The Maslow pyramid needs to be adjusted for women. It’s obvious to me that the drive for biological motherhood is a basic need for women.  For Lisa, it was as necessary for her as breathing.

I’m hardly the patriarchal type arguing that women all have a desire to be barefoot and pregnant.   But it is pretty simple biology: the fact that women have the hardware to grow and nurture life built into their bodies makes it possible that the drive to have a child is also hardwired into their brains.

Infertility is considered a disability by the ADA, yet insurance companies still won’t cover it.   Perhaps it’s because certain limits haven’t been proposed?

There are people who want a child to be a certain gender, have a specific color eyes, or in some other way ‘manufactured’ to certain specifications.  That does have a strong element of vanity to it.

For most infertility patients, a viable pregnancy with a healthy birth is the only goal.  A custom-built kid is not anywhere on their radar, so hopefully the designer child crowd is not hindering the argument for those disabled by infertility not to be given coverage.

The lack of health coverage makes infertility patients take bigger chances to get pregnant to maximize every out of pocket infertility dollar spent—and those chances often tax the healthcare system far more than if there were standardized protocols for health insurance covered treatment.

We certainly pushed the envelope–putting in 8 embryos at once, injecting more egg growing drugs to yield a higher egg count for my lame sperm to hit with IUI resulting awful inflaming of Lisa’s endometriosis.  Insurance ended up paying for the two involved surgeries she had as we continued to extend our infertility dollars as far as they could go.

To this day, the six years of infertility manipulation of Lisa’s body contributed to eight years of high blood pressure, hormone fluctuations, and weight problems after Elliana was born.  Maybe we would have gotten pregnant faster if insurance provided us with a set process to follow—rather than trying a hodge-podge random selection process of different doctors who dabbled in infertility or didn’t have the resources to conduct some of the tests that ultimately were needed for us to succeed.

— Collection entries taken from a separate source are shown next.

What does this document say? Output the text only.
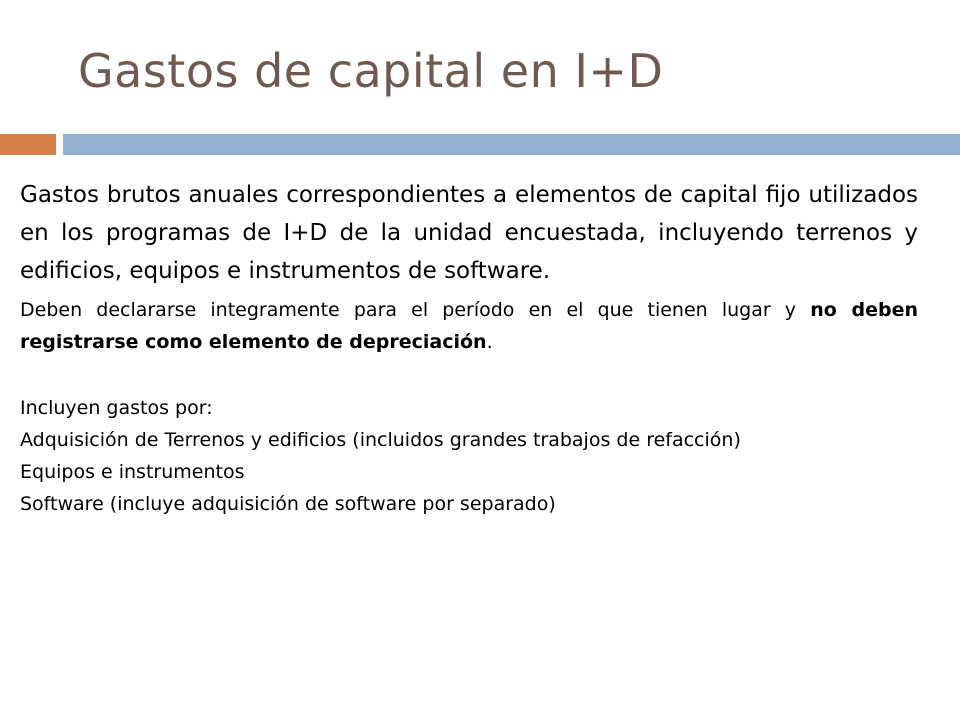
Gastos de capital en I+D

Gastos brutos anuales correspondientes a elementos de capital fijo utilizados en los programas de I+D de la unidad encuestada, incluyendo terrenos y edificios, equipos e instrumentos de software.

Deben declararse integramente para el período en el que tienen lugar y no deben registrarse como elemento de depreciación.

Incluyen gastos por:

Adquisición de Terrenos y edificios (incluidos grandes trabajos de refacción)

Equipos e instrumentos

Software (incluye adquisición de software por separado)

I thank God for Resolve and its never ending advocacy for health insurance coverage.  If you’re not involved or don’t know about their efforts, you should be and can start by clicking here.

They are a one stop shop of the most comprehensive infertility information on the planet.

Hopefully some day soon, infertility coverage will become a reality for aspiring parents.

Until then, get involved and make sure you make it clear your own fight to have a child deserves to be looked at as a need, not a vain want.